What will happen to the snippet..? Will the malloc for ptr2 or ptr3 will allocate the same memory that has been freed by free(ptr1)..

More importantly what will happen internally if I free a memory which is already freed.

Will the malloc for ptr2 or ptr3 will allocate the same memory that has been freed by free(ptr1)..

Maybe, maybe not. It really depends on the memory manager malloc uses for that specific implementation. I wouldn't make that assumption though.

what will happen internally if I free a memory which is already freed.

Well, given that the block of memory no longer exists as far as the memory manager is concerned, bad things will happen. Officially, you invoke undefined behavior. In practice, you'll be looking at crashes, memory corruption, and potentially an unwanted release of a reused block.
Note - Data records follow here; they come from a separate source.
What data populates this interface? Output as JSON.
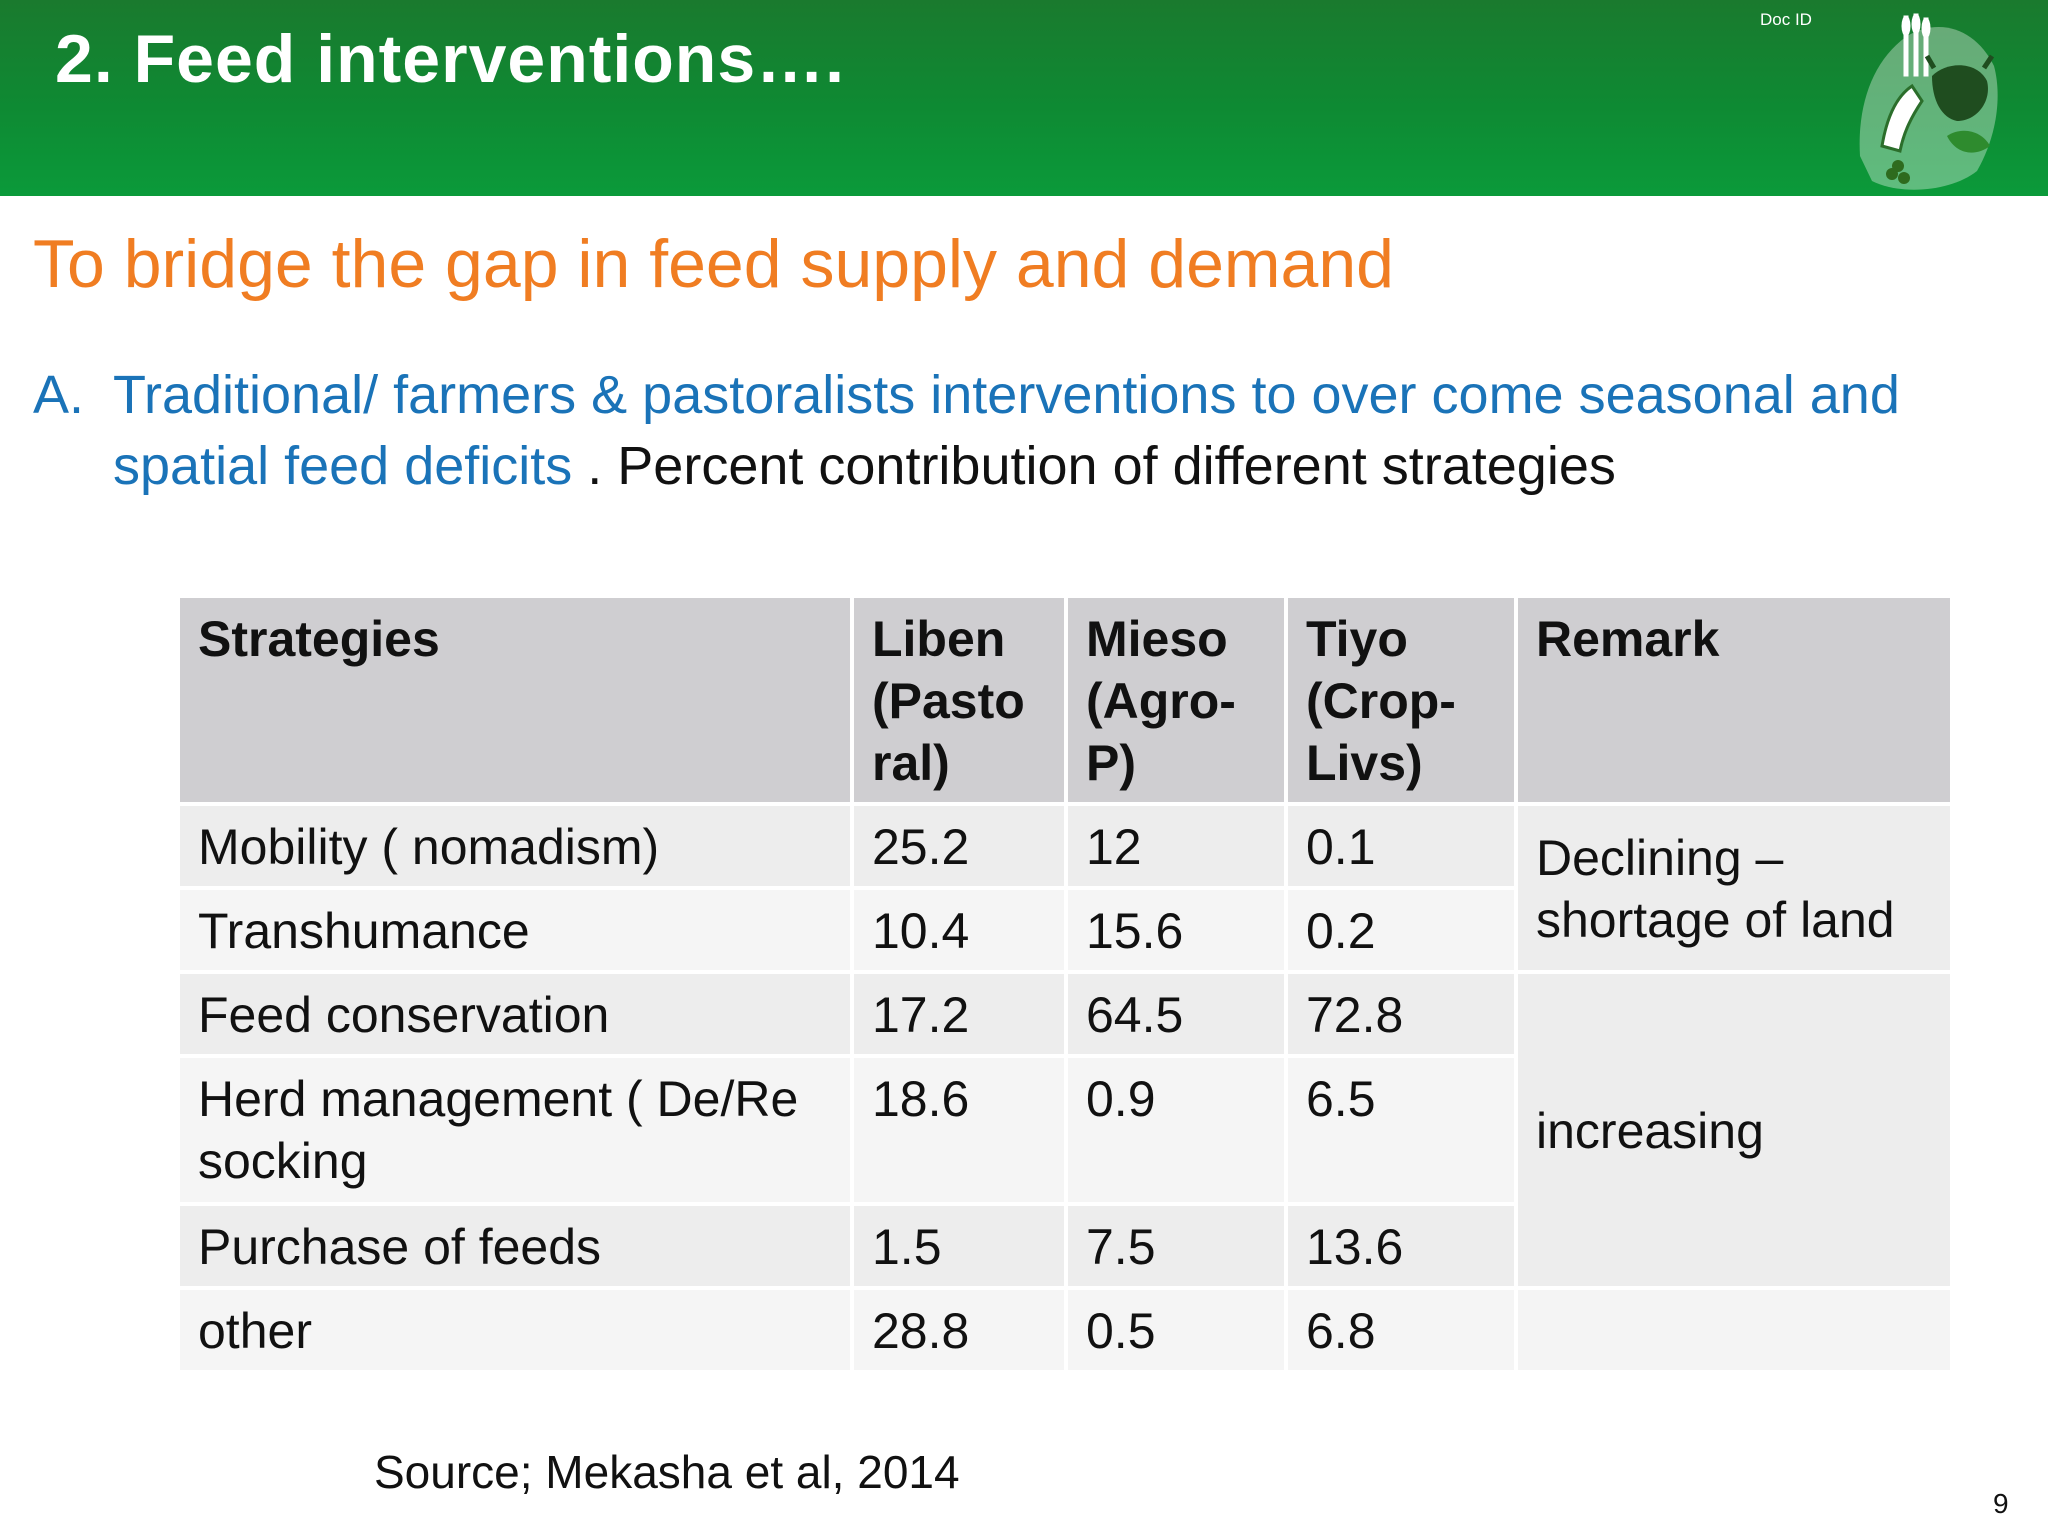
{
  "header": {
    "title": "2.  Feed interventions….",
    "doc_id": "Doc ID"
  },
  "subtitle": "To bridge the  gap in feed supply and demand",
  "bullet": {
    "marker": "A.",
    "blue_text": "Traditional/ farmers & pastoralists  interventions to over come seasonal and spatial feed deficits",
    "separator": " .  ",
    "black_text": "Percent contribution of different strategies"
  },
  "table": {
    "headers": [
      "Strategies",
      "Liben (Pastoral)",
      "Mieso (Agro-P)",
      "Tiyo (Crop-Livs)",
      "Remark"
    ],
    "header_lines": {
      "liben": [
        " Liben",
        "(Pasto",
        "ral)"
      ],
      "mieso": [
        "Mieso",
        "(Agro-",
        "P)"
      ],
      "tiyo": [
        "Tiyo",
        "(Crop-",
        "Livs)"
      ]
    },
    "rows": [
      {
        "strategy": "Mobility ( nomadism)",
        "liben": "25.2",
        "mieso": "12",
        "tiyo": "0.1"
      },
      {
        "strategy": "Transhumance",
        "liben": "10.4",
        "mieso": "15.6",
        "tiyo": "0.2"
      },
      {
        "strategy": "Feed conservation",
        "liben": "17.2",
        "mieso": "64.5",
        "tiyo": "72.8"
      },
      {
        "strategy": "Herd management ( De/Re socking",
        "liben": "18.6",
        "mieso": "0.9",
        "tiyo": "6.5"
      },
      {
        "strategy": "Purchase of feeds",
        "liben": "1.5",
        "mieso": "7.5",
        "tiyo": "13.6"
      },
      {
        "strategy": "other",
        "liben": "28.8",
        "mieso": "0.5",
        "tiyo": "6.8"
      }
    ],
    "remarks": {
      "declining": "Declining – shortage of land",
      "increasing": "increasing"
    }
  },
  "source": "Source; Mekasha et al, 2014",
  "page_number": "9",
  "colors": {
    "header_green": "#0e8a33",
    "subtitle_orange": "#f07d22",
    "bullet_blue": "#1a73b8",
    "table_header_bg": "#cfced1",
    "table_row_bg": "#ededed"
  }
}
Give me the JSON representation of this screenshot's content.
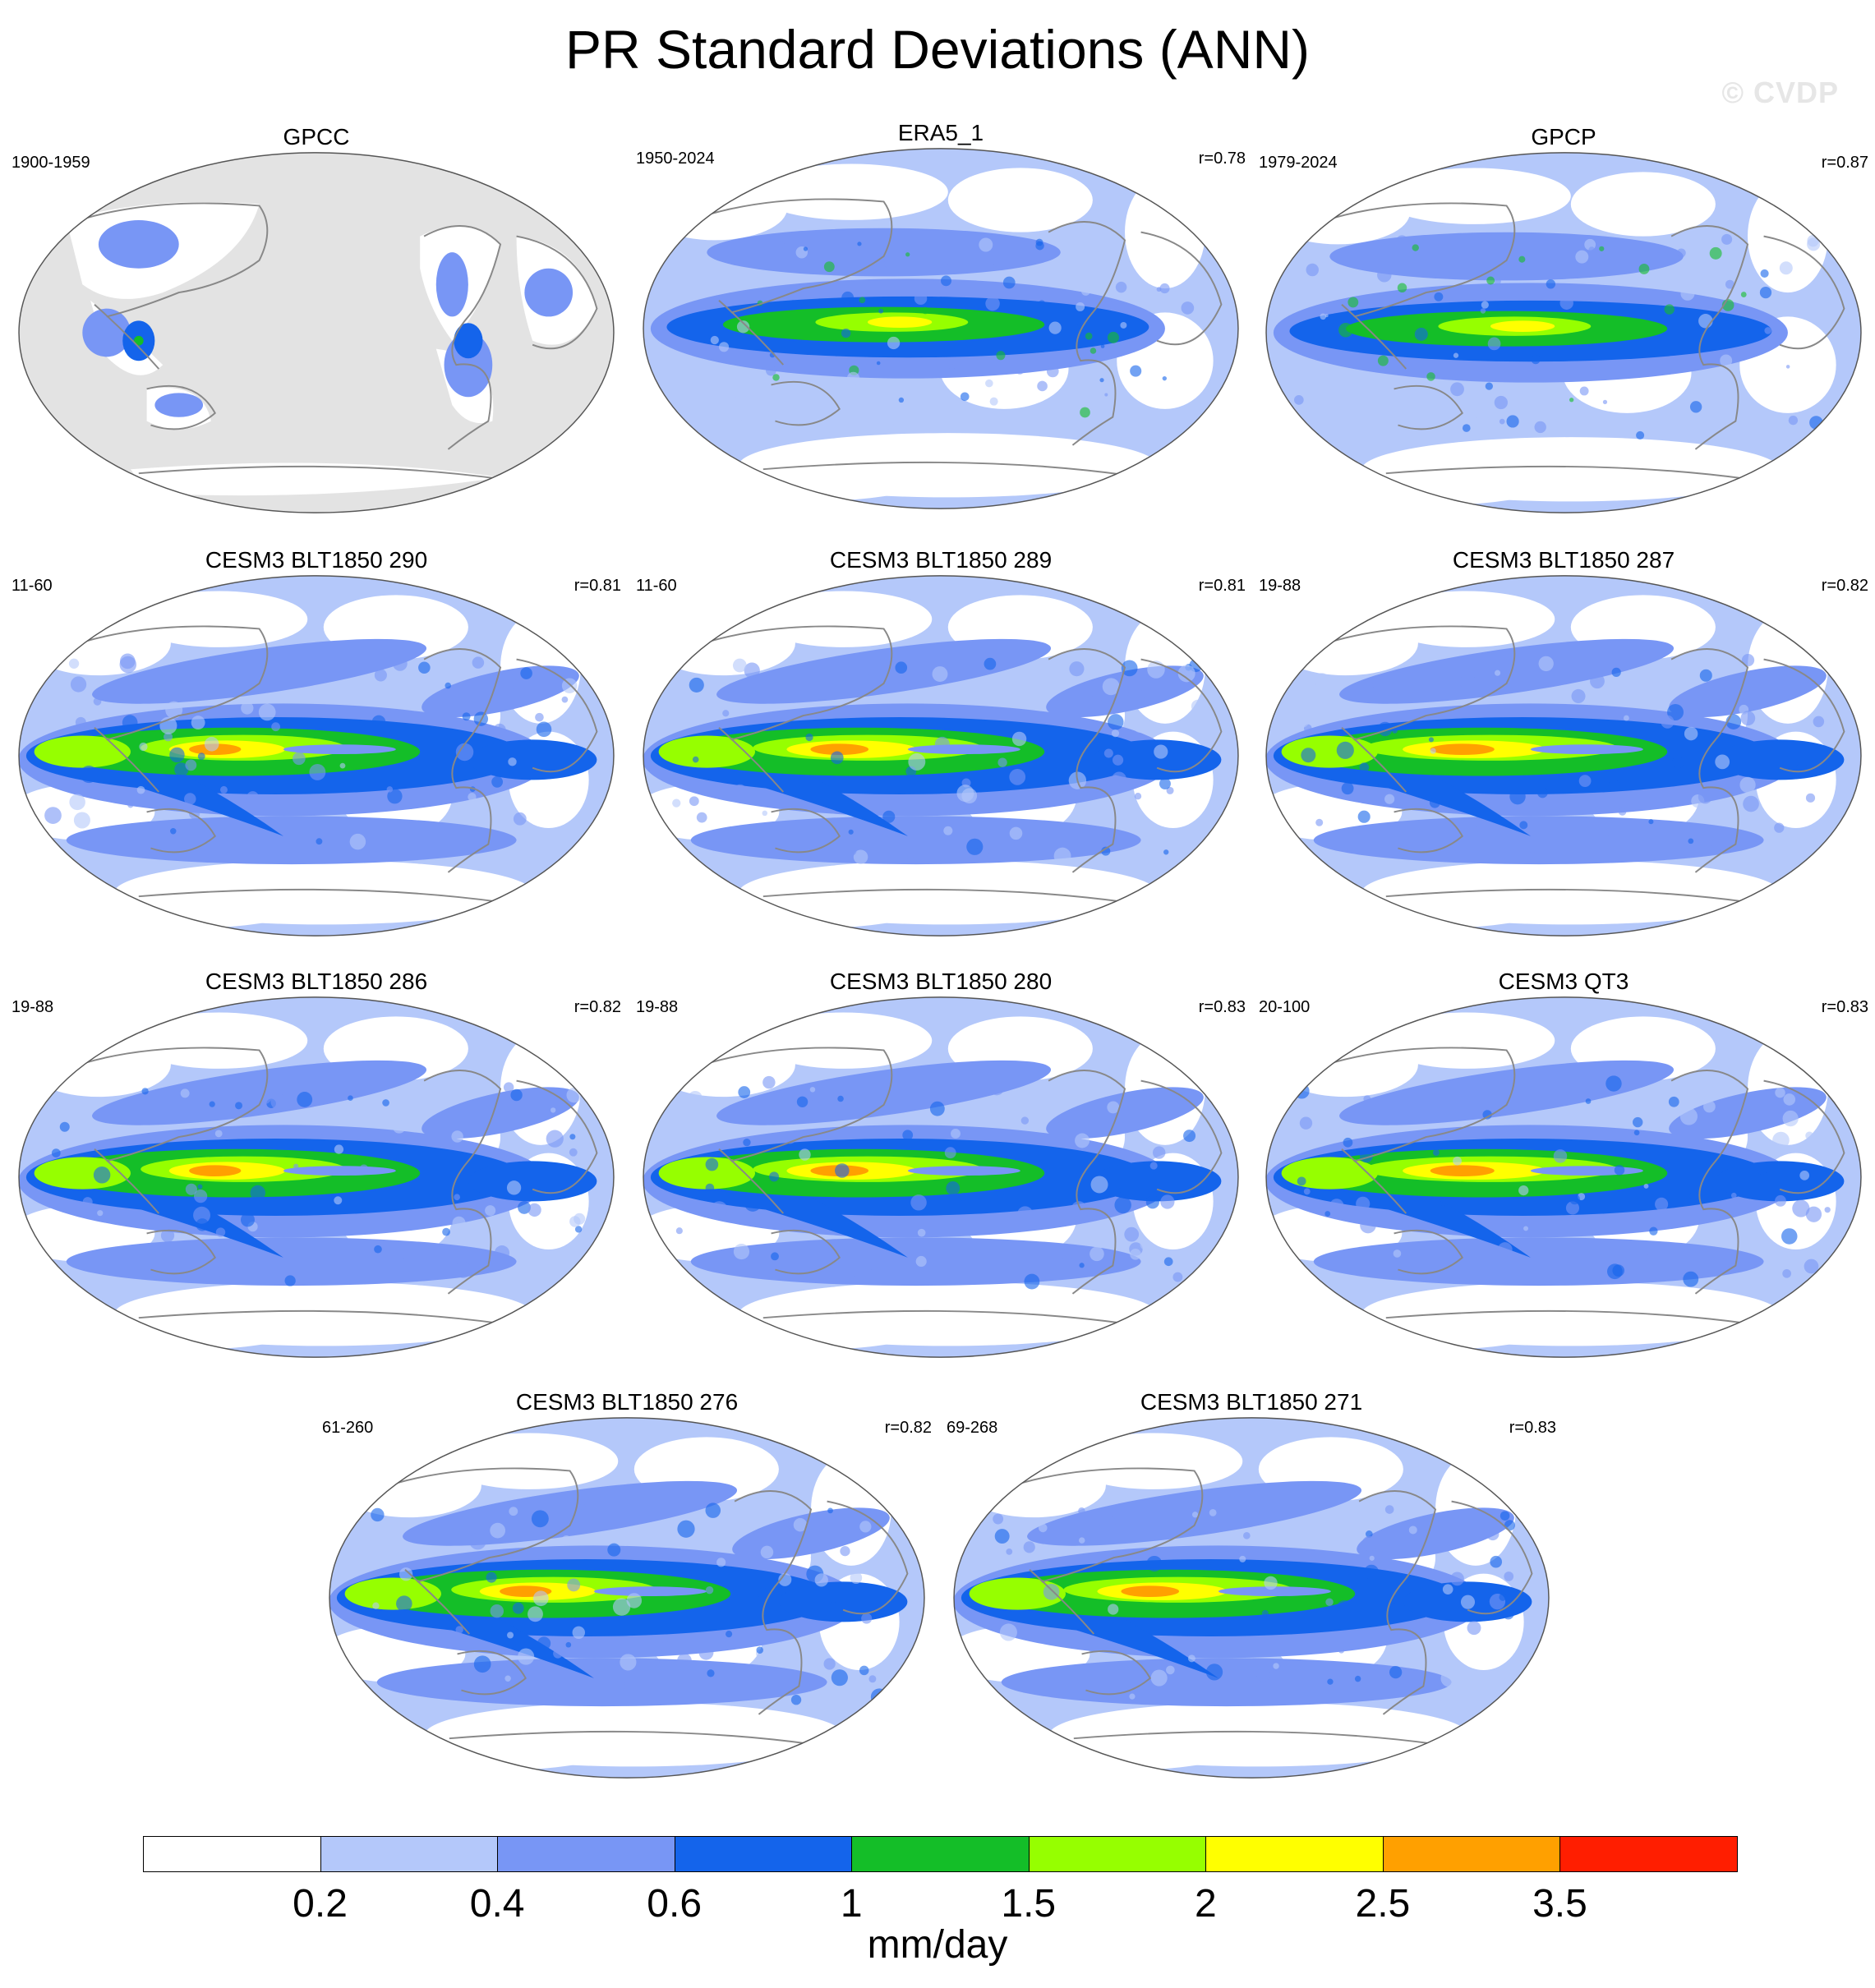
{
  "figure": {
    "title": "PR Standard Deviations (ANN)",
    "watermark": "© CVDP",
    "panels": [
      {
        "title": "GPCC",
        "left": "1900-1959",
        "right": "",
        "masked": true
      },
      {
        "title": "ERA5_1",
        "left": "1950-2024",
        "right": "r=0.78",
        "masked": false
      },
      {
        "title": "GPCP",
        "left": "1979-2024",
        "right": "r=0.87",
        "masked": false
      },
      {
        "title": "CESM3 BLT1850 290",
        "left": "11-60",
        "right": "r=0.81",
        "masked": false
      },
      {
        "title": "CESM3 BLT1850 289",
        "left": "11-60",
        "right": "r=0.81",
        "masked": false
      },
      {
        "title": "CESM3 BLT1850 287",
        "left": "19-88",
        "right": "r=0.82",
        "masked": false
      },
      {
        "title": "CESM3 BLT1850 286",
        "left": "19-88",
        "right": "r=0.82",
        "masked": false
      },
      {
        "title": "CESM3 BLT1850 280",
        "left": "19-88",
        "right": "r=0.83",
        "masked": false
      },
      {
        "title": "CESM3 QT3",
        "left": "20-100",
        "right": "r=0.83",
        "masked": false
      },
      {
        "title": "CESM3 BLT1850 276",
        "left": "61-260",
        "right": "r=0.82",
        "masked": false
      },
      {
        "title": "CESM3 BLT1850 271",
        "left": "69-268",
        "right": "r=0.83",
        "masked": false
      }
    ]
  },
  "colorbar": {
    "levels": [
      "0.2",
      "0.4",
      "0.6",
      "1",
      "1.5",
      "2",
      "2.5",
      "3.5"
    ],
    "colors": [
      "#ffffff",
      "#b4c8fa",
      "#7896f5",
      "#1464eb",
      "#14be28",
      "#96ff00",
      "#ffff00",
      "#ffa000",
      "#ff1e00"
    ],
    "units": "mm/day"
  },
  "colors": {
    "land_mask": "#e3e3e3",
    "coastline": "#888888",
    "map_outline": "#555555"
  }
}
If you free an already freed memory block, usually your program with crash with a SEGFAULT error. As deceptikon said, you cannot be guaranteed that reallocation of a block after freeing another, even if it is of the same size, will return the same block of memory. A lot of allocators will use a LRU (Least Recently Used) algorithm when getting memory out of the available pool. They will also try to merge adjacent freed blocks for bigger allocations to succeed without asking the operating system for more heap space. This is a complex subject. I spent several years working on memory allocators for Unix back when, including reference counting allocators (assign a pointer to multiple entities will increase the reference count and freeing one instance will just decrement the count until the count gets to zero, when the allocator will return the memory to the pool).